A recent graduate from the Culinary Institutes of America — so a trained chef, someone who should know more about food than the average person — was very upset that I had written this book. She said, 'well there are no Chinese chefs in the top 100 chefs in the world, because Chinese food and cooking is one-dimensional.' I couldn't believe it. Chinese food is one-dimensional? It's the cooking of a billion people, over thousands of years of written records and connoisseurship. To dismiss the whole cuisine as one-dimensional, but think about French cuisine, which doesn't date back nearly as far, as the home of all these complicated and varied techniques, tells you everything you need to know. She clearly knew very little about Chinese cuisine. She didn't have a taste or a palate for it. But, as it has been said many times before, she did not know what she did not know, and that's kind of the pitfall here.

Are you saying we have such a warped desire for these foods, that the reasons for it are so warped, we would rather have someone make the food that looks the part than someone who actually knows the cuisine very well?

Yes, and that's a pretty astute way to put it. If it appears to be authentic, it is authentic to us.

A really good example is the fact that most Japanese restaurants in the United States are run by Chinese, most inexpensive ones anyway. At expensive Japanese restaurants, this isn't the case — those employ skilled Japanese chefs — but those are few and far between. If you want to lure a skilled Japanese chef to a place like New York City, you have to pry them from a high-wage market in Japan. That means we have to pay them a lot more money. If you're going to pay $8.99 for sushi, which is the bottom of the market, there's no way you're going to get a Japanese chef to do it.

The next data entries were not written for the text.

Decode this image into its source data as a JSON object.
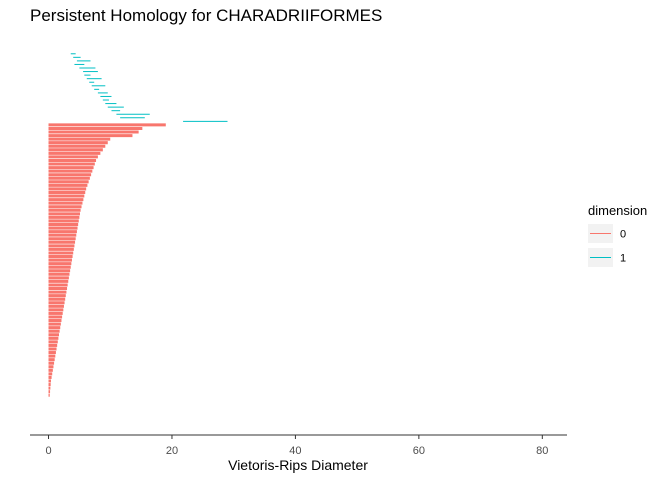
{
  "chart_data": {
    "type": "barcode",
    "title": "Persistent Homology for CHARADRIIFORMES",
    "xlabel": "Vietoris-Rips Diameter",
    "ylabel": "",
    "xlim": [
      -3,
      84
    ],
    "x_ticks": [
      0,
      20,
      40,
      60,
      80
    ],
    "grid": false,
    "legend": {
      "title": "dimension",
      "position": "right",
      "entries": [
        "0",
        "1"
      ]
    },
    "colors": {
      "0": "#F8766D",
      "1": "#00BFC4"
    },
    "series": [
      {
        "name": "1",
        "intervals": [
          [
            3.6,
            4.4
          ],
          [
            4.0,
            5.2
          ],
          [
            4.6,
            6.8
          ],
          [
            4.2,
            5.8
          ],
          [
            5.0,
            7.6
          ],
          [
            5.6,
            8.0
          ],
          [
            5.8,
            6.8
          ],
          [
            6.2,
            8.6
          ],
          [
            6.6,
            7.4
          ],
          [
            7.0,
            9.2
          ],
          [
            7.4,
            8.2
          ],
          [
            8.0,
            9.6
          ],
          [
            8.4,
            10.2
          ],
          [
            8.8,
            9.8
          ],
          [
            9.2,
            11.0
          ],
          [
            9.6,
            12.2
          ],
          [
            10.2,
            11.6
          ],
          [
            11.0,
            16.4
          ],
          [
            11.6,
            15.6
          ],
          [
            21.8,
            29.0
          ]
        ]
      },
      {
        "name": "0",
        "intervals": [
          [
            0,
            19.0
          ],
          [
            0,
            15.2
          ],
          [
            0,
            14.6
          ],
          [
            0,
            13.6
          ],
          [
            0,
            10.0
          ],
          [
            0,
            9.6
          ],
          [
            0,
            9.2
          ],
          [
            0,
            8.8
          ],
          [
            0,
            8.4
          ],
          [
            0,
            8.0
          ],
          [
            0,
            7.7
          ],
          [
            0,
            7.5
          ],
          [
            0,
            7.3
          ],
          [
            0,
            7.1
          ],
          [
            0,
            6.9
          ],
          [
            0,
            6.7
          ],
          [
            0,
            6.5
          ],
          [
            0,
            6.3
          ],
          [
            0,
            6.1
          ],
          [
            0,
            5.95
          ],
          [
            0,
            5.8
          ],
          [
            0,
            5.65
          ],
          [
            0,
            5.5
          ],
          [
            0,
            5.35
          ],
          [
            0,
            5.2
          ],
          [
            0,
            5.1
          ],
          [
            0,
            5.0
          ],
          [
            0,
            4.9
          ],
          [
            0,
            4.8
          ],
          [
            0,
            4.7
          ],
          [
            0,
            4.6
          ],
          [
            0,
            4.5
          ],
          [
            0,
            4.4
          ],
          [
            0,
            4.3
          ],
          [
            0,
            4.2
          ],
          [
            0,
            4.1
          ],
          [
            0,
            4.0
          ],
          [
            0,
            3.9
          ],
          [
            0,
            3.8
          ],
          [
            0,
            3.7
          ],
          [
            0,
            3.6
          ],
          [
            0,
            3.5
          ],
          [
            0,
            3.4
          ],
          [
            0,
            3.3
          ],
          [
            0,
            3.2
          ],
          [
            0,
            3.1
          ],
          [
            0,
            3.0
          ],
          [
            0,
            2.9
          ],
          [
            0,
            2.8
          ],
          [
            0,
            2.7
          ],
          [
            0,
            2.6
          ],
          [
            0,
            2.5
          ],
          [
            0,
            2.4
          ],
          [
            0,
            2.3
          ],
          [
            0,
            2.2
          ],
          [
            0,
            2.1
          ],
          [
            0,
            2.0
          ],
          [
            0,
            1.9
          ],
          [
            0,
            1.8
          ],
          [
            0,
            1.7
          ],
          [
            0,
            1.6
          ],
          [
            0,
            1.5
          ],
          [
            0,
            1.4
          ],
          [
            0,
            1.3
          ],
          [
            0,
            1.2
          ],
          [
            0,
            1.1
          ],
          [
            0,
            1.0
          ],
          [
            0,
            0.9
          ],
          [
            0,
            0.8
          ],
          [
            0,
            0.7
          ],
          [
            0,
            0.6
          ],
          [
            0,
            0.5
          ],
          [
            0,
            0.4
          ],
          [
            0,
            0.35
          ],
          [
            0,
            0.3
          ],
          [
            0,
            0.25
          ],
          [
            0,
            0.2
          ]
        ]
      }
    ]
  }
}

That price cannot pay the opportunity costs for this chef to leave Japan. So instead we get poor immigrants, and not ones from Japan. Often that means a Chinese chef, since to most Americans they look similar.

The same can be said of Indian, and in many ways it's even truer. Most cheap Indian food is made by Bangladeshis and Pakistanis, and most Indian food here is cheap. Of course, people don't realize that. But it's true. More than 70 percent of the Indian restaurants in New York City, for instance, are not run by Indians. They are run by Bangladeshi and Pakistani restaurateurs.

And you know what? All of this works, because we can't make out the difference.